# Sale Price Study Notebook

## Objectives

Answer the client's first business requirement of being able to visualise which features of a property correlate most strongly to the sale price by: <br>
 - Analysing correlation and PPS scores.
 - Conducting further exploratory data analysis using ProfileReport and other tools.
 - Visualising findings in plots that can be later used in a Streamlit app.

## Inputs

* /inputs/datasets/raw/house-price-20211124T154130Z-001/house-price/house_prices_records.csv

## Outputs

* Generate plots that can be used later in a Streamlit app.

## Additional Comments

* We will apply the method used in https://github.com/Code-Institute-Solutions/churnometer/blob/main/jupyter_notebooks/02%20-%20Churned%20Customer%20Study.ipynb and adapting it to the scope and requirements of this project.

## Notebook in Relation to CRISP-DM

* This notebook forms the Data Understanding phase of the CRISP-DM framework.


---

# Change working directory

In [None]:
import os
current_dir = os.getcwd()
current_dir

We want to make the parent of the current directory the new current directory.
* os.path.dirname() gets the parent directory
* os.chir() defines the new current directory

In [None]:
os.chdir(os.path.dirname(current_dir))
print("You set a new current directory")

Confirm the new current directory.

In [None]:
current_dir = os.getcwd()
current_dir

# 

## Import Libraries

In [None]:
import pandas as pd
from ydata_profiling import ProfileReport
from feature_engine.encoding import OneHotEncoder
import numpy as np
import matplotlib.pyplot as plt
%matplotlib inline
import seaborn as sns
sns.set(style="whitegrid")
import ppscore as pps

# Data Exploration

## Load Cleaned Data

In [None]:
df = (pd.read_csv("outputs/datasets/cleaned/HousePricesCleaned.csv"))
df.head(5)

## Generate a Profile Report to Recap Data Types and General Insights

In [None]:
ydata_report = ProfileReport(df=df, minimal=True)
ydata_report.to_notebook_iframe()

## Correlation Analysis

Let's examine both the Spearman and Pearson coefficients.
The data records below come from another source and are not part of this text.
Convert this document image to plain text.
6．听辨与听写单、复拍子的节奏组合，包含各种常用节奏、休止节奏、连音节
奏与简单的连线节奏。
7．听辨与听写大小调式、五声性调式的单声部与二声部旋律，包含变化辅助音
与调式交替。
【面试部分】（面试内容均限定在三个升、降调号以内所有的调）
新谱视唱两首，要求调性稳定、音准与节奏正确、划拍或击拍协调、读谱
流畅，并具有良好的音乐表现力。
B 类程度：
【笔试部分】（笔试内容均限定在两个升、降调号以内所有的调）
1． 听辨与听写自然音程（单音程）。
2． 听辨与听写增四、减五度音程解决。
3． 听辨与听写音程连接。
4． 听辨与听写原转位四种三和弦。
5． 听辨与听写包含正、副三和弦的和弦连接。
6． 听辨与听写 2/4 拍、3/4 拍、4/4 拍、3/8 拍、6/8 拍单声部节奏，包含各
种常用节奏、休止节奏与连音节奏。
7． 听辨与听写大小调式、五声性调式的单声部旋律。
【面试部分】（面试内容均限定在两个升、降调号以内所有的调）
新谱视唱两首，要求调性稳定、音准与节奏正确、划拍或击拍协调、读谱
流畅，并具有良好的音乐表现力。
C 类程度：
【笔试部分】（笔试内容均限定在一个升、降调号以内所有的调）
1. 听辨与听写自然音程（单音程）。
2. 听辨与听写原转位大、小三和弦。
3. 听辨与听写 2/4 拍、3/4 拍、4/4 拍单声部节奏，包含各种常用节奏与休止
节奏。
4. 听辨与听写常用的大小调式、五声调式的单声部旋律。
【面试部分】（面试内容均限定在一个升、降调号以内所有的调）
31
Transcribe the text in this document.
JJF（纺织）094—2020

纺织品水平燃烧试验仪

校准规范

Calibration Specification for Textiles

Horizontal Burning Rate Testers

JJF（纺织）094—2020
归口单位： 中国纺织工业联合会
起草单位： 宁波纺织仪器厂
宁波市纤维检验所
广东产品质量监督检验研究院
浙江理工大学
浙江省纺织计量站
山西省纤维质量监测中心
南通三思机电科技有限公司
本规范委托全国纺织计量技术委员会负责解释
The functions used to conduct this analysis are taken from Code Institute's "Churnometer" walkthrough project.

First, as Spearman and Pearson tests deal only with numerical values, we will use OneHotEncoder to encode categorical variables as corresponding numerical values.

In [None]:
encoder = OneHotEncoder(variables=df.columns[df.dtypes=='object'].to_list(), drop_last=False)
df_encoded = encoder.fit_transform(df)
print(df_encoded.shape)
df_encoded.head(3)

Then we will visualise the correlations:

In [None]:
def heatmap_corr(df, threshold, figsize=(20, 12), font_annot=8):
    if len(df.columns) > 1:
        mask = np.zeros_like(df, dtype=bool)
        mask[np.triu_indices_from(mask)] = True
        mask[abs(df) < threshold] = True

        fig, axes = plt.subplots(figsize=figsize)
        sns.heatmap(df, annot=True, xticklabels=True, yticklabels=True,
                    mask=mask, cmap='viridis', annot_kws={"size": font_annot}, ax=axes,
                    linewidth=0.5
                    )
        axes.set_yticklabels(df.columns, rotation=0)
        plt.ylim(len(df.columns), 0)
        plt.show()


def heatmap_pps(df, threshold, figsize=(20, 12), font_annot=8):
    if len(df.columns) > 1:
        mask = np.zeros_like(df, dtype=bool)
        mask[abs(df) < threshold] = True
        fig, ax = plt.subplots(figsize=figsize)
        ax = sns.heatmap(df, annot=True, xticklabels=True, yticklabels=True,
                         mask=mask, cmap='rocket_r', annot_kws={"size": font_annot},
                         linewidth=0.05, linecolor='grey')
        plt.ylim(len(df.columns), 0)
        plt.show()


def CalculateCorrAndPPS(df):
    df_corr_spearman = df.corr(method="spearman")
    df_corr_pearson = df.corr(method="pearson")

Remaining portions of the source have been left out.